Module 2: Opportunity Analysis
In this module, you'll learn how to discover, develop, and assess opportunities, so you can choose one that has the best potential for success. Starting an enterprise is uncertain by nature, but you can increase certainty and decrease some risk by evaluating potential opportunities using thoughtful processes proven to help you decide which opportunities are better positioned for growth. You'll learn how to determine a market need, develop a solution, evaluate your solution using a variety of methods, and pressure test your idea. You'll also learn several methods of evaluating opportunity, including using customers, the VIDE model, and the tournament method. You'll see these processes applied to real world examples of both opportunities which were ultimately successful and those that failed. By the end of this module, you'll be able to apply these evaluation process to your own opportunities, and/or use them to discover new ones with greater potential for growth.

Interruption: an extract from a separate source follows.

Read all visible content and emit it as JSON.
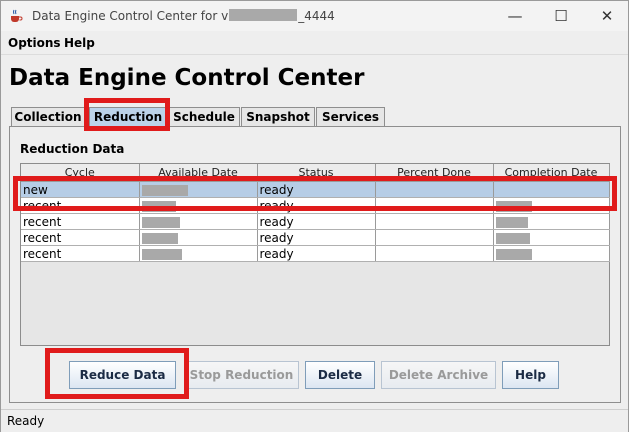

Module 3: Markets, Need-Finding and Planning
This module will help you define your market, identify your user, harness the wisdom of the crowd, and come up with an informed plan for your venture. You'll learn market segmentation, how to determine user needs, how to use the competitive landscape as well as potential users to refine your idea, and how to create a simple but powerful plan for your start-up that will allow you to avoid common mistakes and pitfalls. By the end of this module, you'll be able to refine your own pitch, develop a clearer picture of your user, and develop a useful model for your own enterprise.
Module 4: Pitching, Testing, and Prototyping
In this module, you'll learn how to pitch your idea, test it, and create a prototype. You'll learn why there's no single formula for a successful pitch, the best techniques for formulating good surveys, and strategies for creating prototypes for physical goods, software, and services. By the end of this module, you'll be be able to identify the key components of a successful pitch, know how to use surveys effectively to test your idea, and come up with a plan for building a prototype of your own product or service.
David Bell, Ethan Mollick, Laura Huang, David Hsu, Karl T. Ulrich, Lori Rosenkopf and Kartik Hosanagar
Omar F. completed this course, spending 1 hours a week on it and found the course difficulty to be very easy.
Background: I have worked at a startup for the past 3 years, so I was already familiar with some concepts.
Content: the content is not difficult. In general, they are teaching you things that you must do to be successful at a startup, but nothing they teach will guarantee success. That's the difficulty of entrepreneurship. The key value of this and many other courses is to give you a framework of reference to use to brainstorm and evaluate new venture opportunities. It is very valuable to be able to draw from the professors' experiences when doing this.